CHA predicts none of the 32,128 applicants will get help this year, though some vouchers may be awarded in early 2015. New vouchers are given out after someone decides to leave or is disqualified.
News of the deluge comes just weeks after United Way unveiled a new Coordinated Assessment system that has all housing charities working to figure out how to help people struggling to maintain stable housing.
First-month statistics showed 85 percent of the 448 people who used Coordinated Assessment were qualified for a housing program, but only 4.5 percent got the help they needed. That’s because charities lack the money to expand programs such as rapid rehousing, transitional housing or permanent supportive housing.
Remnants of recession
Dennis Marstall of United Way said the jump in voucher applications is a tangible example of how devastating the recession has been on Charlotte families.
“Homelessness has touched all economic and social backgrounds in the community over the past six years,” he said, “but it has been most pronounced by the struggles of the working poor.”
The working poor – defined as people who have jobs but don’t earn enough to pay market rental rates – account for 19,895 of the 32,128 who sought vouchers. Included in that number are 657 elderly and 2,993 disabled people who have income in the form of benefits.
CHA has put homeless families at the top of the priority list for vouchers, followed by veterans (610 applied) and working poor families.
Deronda Metz, director of the Center of Hope Shelter for women and children, said the jump is concerning because it means emergency housing charities such as hers will remain over capacity.
“We’ve always had a housing crisis in the city for the homeless, but more and more we’re seeing people who are not homeless trying to get help from the system,” Metz said. “These people (struggling to stay in homes) are desperate, but we don’t have the resources to help.”
The Foundation for the Carolinas helped launch the Coordinated Assessment effort, designed to prevent needy families from being referred from one charity to the next as they search for housing help.
Included is a proposed $20 million endowment that will help cover many of the costs faced by charities in their effort to stabilize such families.

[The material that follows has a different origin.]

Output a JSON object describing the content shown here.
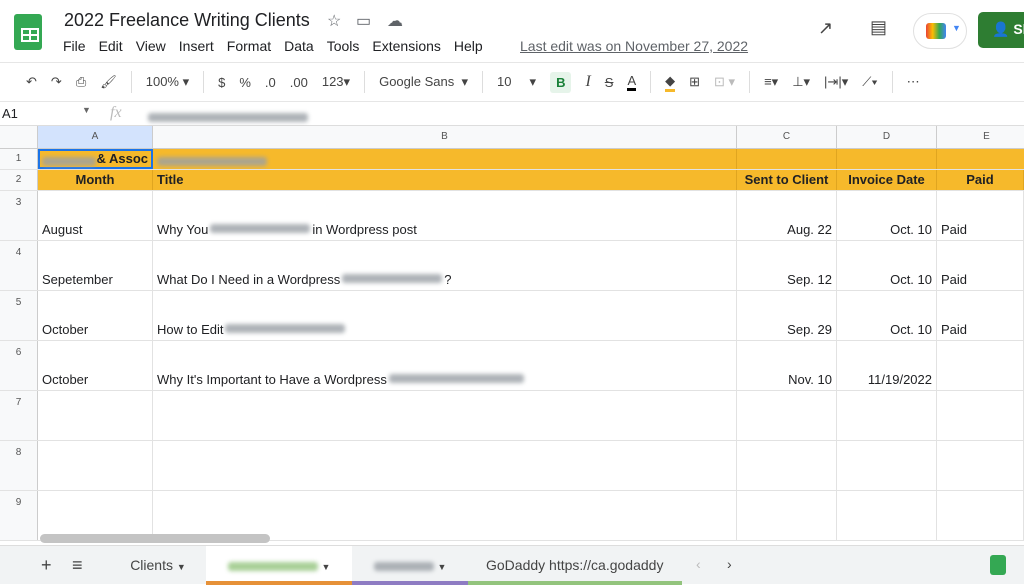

The fundraising campaign is still about $2.25 million short of its $20 million goal.
Experts say the city is making progress in housing the chronically homeless (those with debilitating mental illnesses or addictions), but is failing in helping homeless families.
The issue is expected to worsen now that rents in the post-recession period are starting to rise, charity leaders predict.
Brian Collier of Foundation for the Carolina said one potential answer is to widen the community discussion of the issue, bringing other groups to the table alongside the existing Charlotte-Mecklenburg Coalition for Housing.
“When you see a number like 32,128, you realize a significant percent of our community is living life on the edge,” Collier said. “And in a community as wealthy as this one and as blessed, that is unacceptable.”